O Banco Master desembolsou mais de R$ 543 milhões em honorários para 91 escritórios de advocacia no período entre os anos de 2022 e 2025. As informações, que detalham uma escalada expressiva e contínua nos custos jurídicos da instituição financeira, constam em um conjunto de documentos elaborados pela Receita Federal e encaminhados recentemente para análise da CPI do Crime Organizado, comissão parlamentar atualmente em andamento no Senado.
De acordo com informações de reportagem do UOL e dados consolidados pelo Brasil 247, a volumosa soma de recursos foi distribuída para bancas que atuam em variados ramos do direito no Brasil. Os arquivos enviados aos parlamentares revelam que, desse contingente de 91 escritórios contratados, ao menos 15 deles concentraram a maior fatia dos repasses, recebendo cifras que ultrapassaram a marca de R$ 10 milhões individualmente.
Qual a relação entre os gastos e as investigações em curso?
A análise cronológica das transferências financeiras revela uma correlação direta entre o avanço das ações de fiscalização das autoridades e o salto vertiginoso nos custos da defesa institucional do banco. O histórico de pagamentos declarados aponta que, à medida que a instituição passou a ser alvo de um escrutínio mais rigoroso por parte dos órgãos de controle, os honorários advocatícios foram sistematicamente multiplicados.
O ápice financeiro dessas contratações jurídicas coincide de maneira exata com a abertura de frentes de apuração oficiais. A Polícia Federal desempenhou um papel central nesse cenário, sobretudo a partir do momento em que direcionou suas investigações para figuras do alto escalão ligadas ao banco, com destaque para as apurações envolvendo o ex-banqueiro Daniel Vorcaro, então controlador do Banco Master.
Como os pagamentos ao setor jurídico evoluíram ano a ano?
O detalhamento dos arquivos entregues pelo Fisco à comissão investigativa no Senado traça uma linha do tempo minuciosa. A evolução demonstra um salto que acompanha o desenrolar das crises enfrentadas pela gestão financeira em um intervalo de quatro anos:
- No ano de 2022, o banco registrou despesas na ordem de R$ 40,1 milhões com assessorias jurídicas externas.
- Em 2023, o montante sofreu um acréscimo considerável, fechando o exercício financeiro em R$ 56,8 milhões.
- Durante o ano de 2024, marco temporal que assinala o início oficial das investigações da Polícia Federal contra o ex-controlador Daniel Vorcaro, os valores sofreram uma guinada radical e dispararam para R$ 183,7 milhões.

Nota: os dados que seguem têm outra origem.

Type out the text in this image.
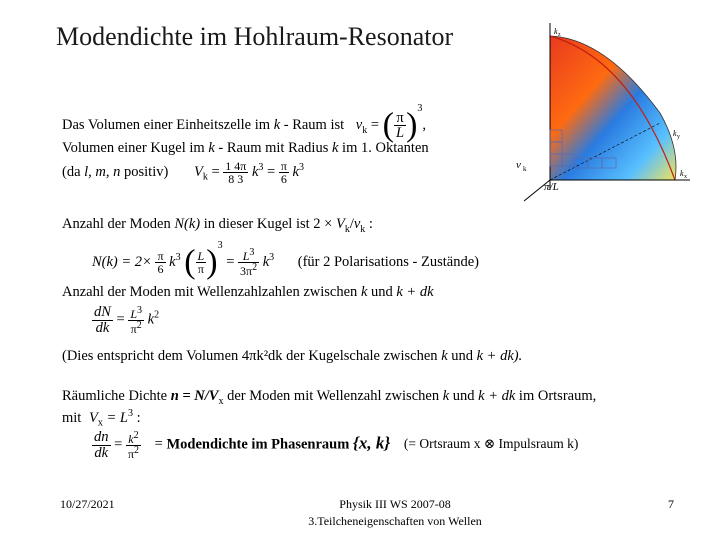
Modendichte im Hohlraum-Resonator	k z
k y
k x
v k
π/L
Das Volumen einer Einheitszelle im k - Raum ist $v_k$ = ( $\frac{\pi}{L} )^3$,
Volumen einer Kugel im k - Raum mit Radius k im 1. Oktanten
(da l, m, n positiv) $V_k = \frac{1 4\pi}{8 3} k^3 = \frac{\pi}{6} k^3$
Anzahl der Moden N(k) in dieser Kugel ist $2 \times V_k/v_k$ :
$N(k) = 2\times \frac{\pi}{6} k^3$ ( $\frac{L}{\pi} )^3 = \frac{L^3}{3\pi^2} k^3$ (für 2 Polarisations - Zustände)
Anzahl der Moden mit Wellenzahlzahlen zwischen k und k + dk
$\frac{dN}{dk} = \frac{L^3}{\pi^2} k^2$
(Dies entspricht dem Volumen 4πk²dk der Kugelschale zwischen k und k + dk).
Räumliche Dichte $n = N/V_x$ der Moden mit Wellenzahl zwischen k und k + dk im Ortsraum,
mit $V_x = L^3$ :
$\frac{dn}{dk} = \frac{k^2}{\pi^2}$ = Modendichte im Phasenraum {x, k} (= Ortsraum x ⊗ Impulsraum k)
10/27/2021	Physik III WS 2007-08
3.Teilcheneigenschaften von Wellen
7
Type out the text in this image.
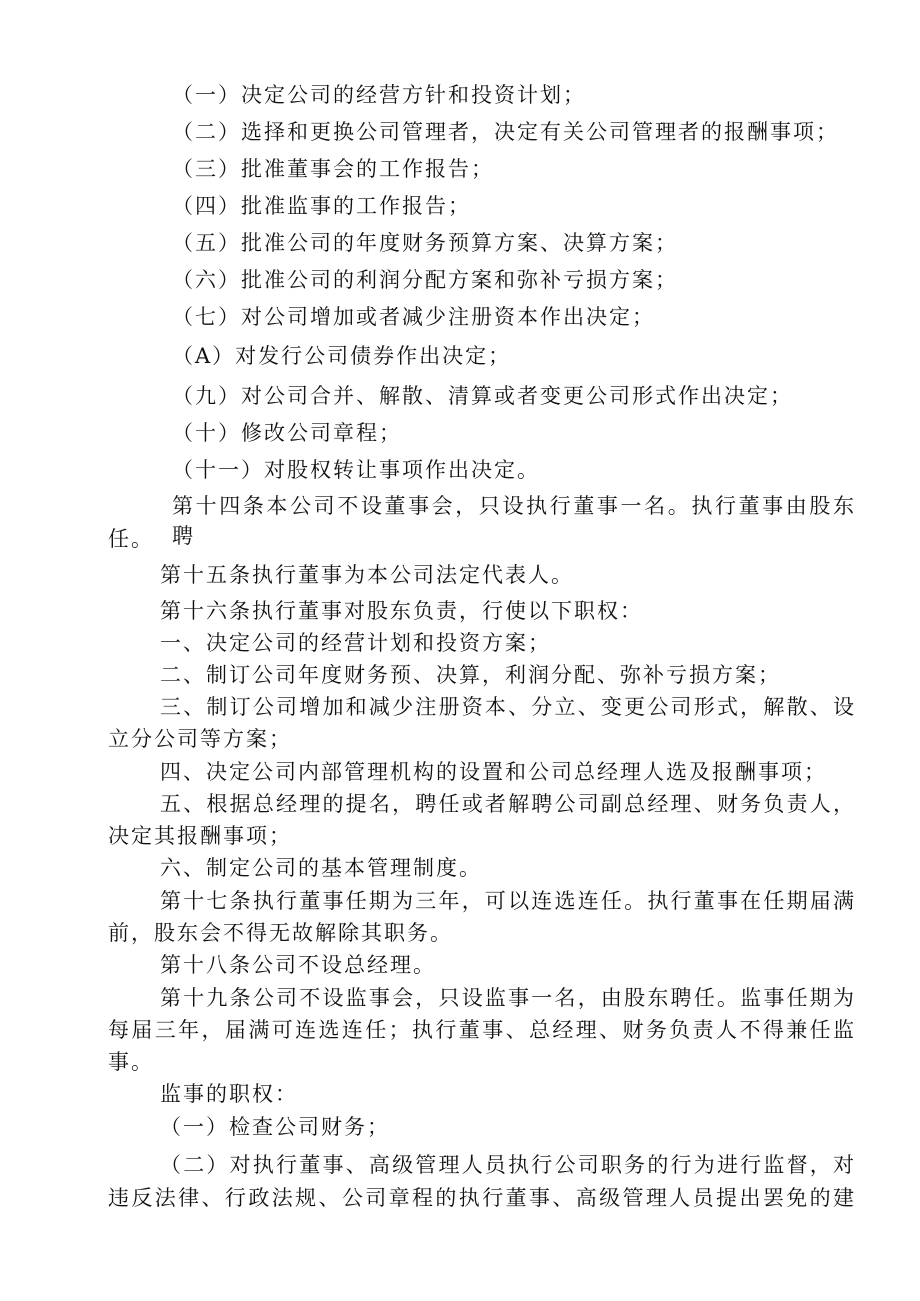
（一）决定公司的经营方针和投资计划；
（二）选择和更换公司管理者，决定有关公司管理者的报酬事项；
（三）批准董事会的工作报告；
（四）批准监事的工作报告；
（五）批准公司的年度财务预算方案、决算方案；
（六）批准公司的利润分配方案和弥补亏损方案；
（七）对公司增加或者减少注册资本作出决定；
（A）对发行公司债券作出决定；
（九）对公司合并、解散、清算或者变更公司形式作出决定；
（十）修改公司章程；
（十一）对股权转让事项作出决定。
第十四条本公司不设董事会，只设执行董事一名。执行董事由股东聘
任。
第十五条执行董事为本公司法定代表人。
第十六条执行董事对股东负责，行使以下职权：
一、决定公司的经营计划和投资方案；
二、制订公司年度财务预、决算，利润分配、弥补亏损方案；
三、制订公司增加和减少注册资本、分立、变更公司形式，解散、设
立分公司等方案；
四、决定公司内部管理机构的设置和公司总经理人选及报酬事项；
五、根据总经理的提名，聘任或者解聘公司副总经理、财务负责人，
决定其报酬事项；
六、制定公司的基本管理制度。
第十七条执行董事任期为三年，可以连选连任。执行董事在任期届满
前，股东会不得无故解除其职务。
第十八条公司不设总经理。
第十九条公司不设监事会，只设监事一名，由股东聘任。监事任期为
每届三年，届满可连选连任；执行董事、总经理、财务负责人不得兼任监
事。
监事的职权：
（一）检查公司财务；
（二）对执行董事、高级管理人员执行公司职务的行为进行监督，对
违反法律、行政法规、公司章程的执行董事、高级管理人员提出罢免的建
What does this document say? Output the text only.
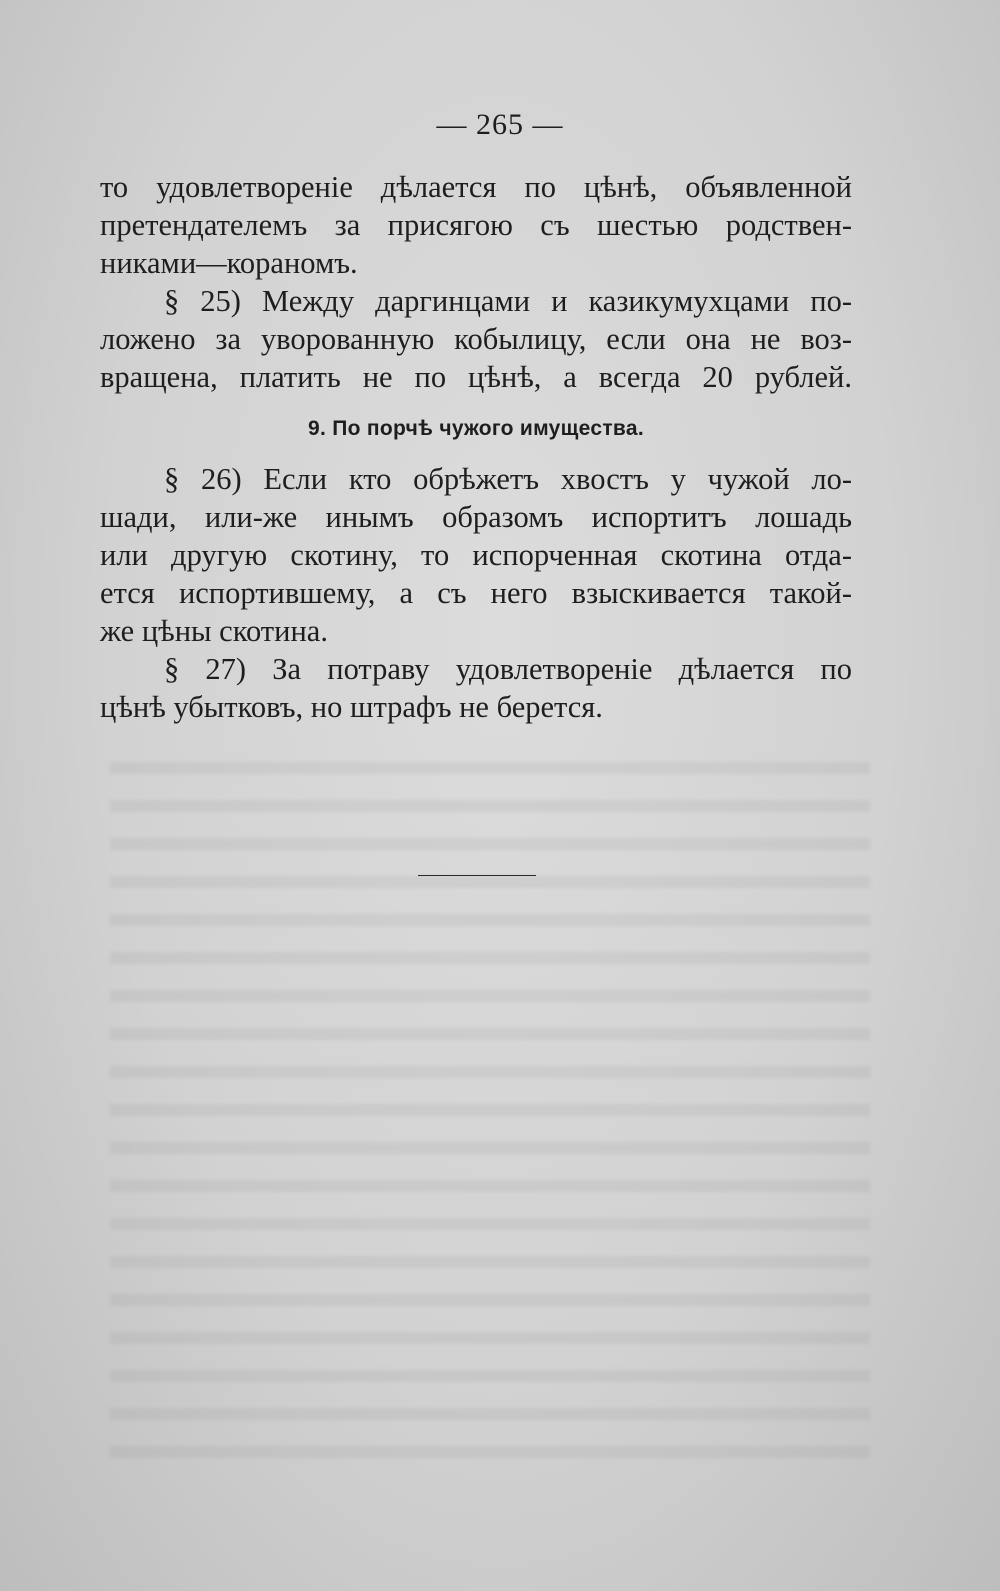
— 265 —

то удовлетвореніе дѣлается по цѣнѣ, объявленной
претендателемъ за присягою съ шестью родствен-
никами—кораномъ.

§ 25) Между даргинцами и казикумухцами по-
ложено за уворованную кобылицу, если она не воз-
вращена, платить не по цѣнѣ, а всегда 20 рублей.

9. По порчѣ чужого имущества.

§ 26) Если кто обрѣжетъ хвостъ у чужой ло-
шади, или-же инымъ образомъ испортитъ лошадь
или другую скотину, то испорченная скотина отда-
ется испортившему, а съ него взыскивается такой-
же цѣны скотина.

§ 27) За потраву удовлетвореніе дѣлается по
цѣнѣ убытковъ, но штрафъ не берется.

- Já em 2025, ano em que o banco lidou com um cerco ainda mais intensificado das autoridades de investigação e, simultaneamente, deu início a negociações com o Banco de Brasília (BRB), as cifras atingiram o recorde máximo de R$ 262,4 milhões declarados.
Quais autoridades e figuras de poder estão na lista de beneficiários?
Os cruzamentos de dados expõem que a folha de desembolsos jurídicos não se limitou apenas a bancas corporativas tradicionais do mercado empresarial. A lista extensa incluiu estruturas diretamente ligadas a autoridades em exercício, figuras públicas de notoriedade e nomes de grande influência no cenário político nacional.
Entre os políticos listados que figuram como destinatários dos repasses da instituição, constam figuras centrais da República, incluindo ex-chefes do Poder Executivo e ex-ministros de Estado. A documentação aponta expressamente pagamentos direcionados ao ex-presidente Michel Temer (MDB) e ao atual presidente nacional do partido União Brasil, Antônio Rueda. Além destes, a relação cita ex-ministros atuantes durante os mandatos do presidente Luiz Inácio Lula da Silva (PT), a exemplo de Guido Mantega e do ex-ministro do Supremo Tribunal Federal (STF) Ricardo Lewandowski.
No topo do ranking financeiro das contratações, o maior volume de recursos direcionado a uma única estrutura jurídica foi destinado ao escritório Barci de Moraes. Conforme apontam os registros levados à CPI, a banca de advocacia pertence a Viviane Barci de Moraes. Ela é esposa do atual ministro do Supremo Tribunal Federal, Alexandre de Moraes.
O caso agora figura como pauta de análise entre os parlamentares da CPI do Crime Organizado. A comissão foca em aprofundar o entendimento dos relatórios repassados pela autoridade tributária, visando mapear a proporção entre os milhões transferidos e o efetivo trabalho prestado pelos escritórios de advocacia nos bastidores da crise.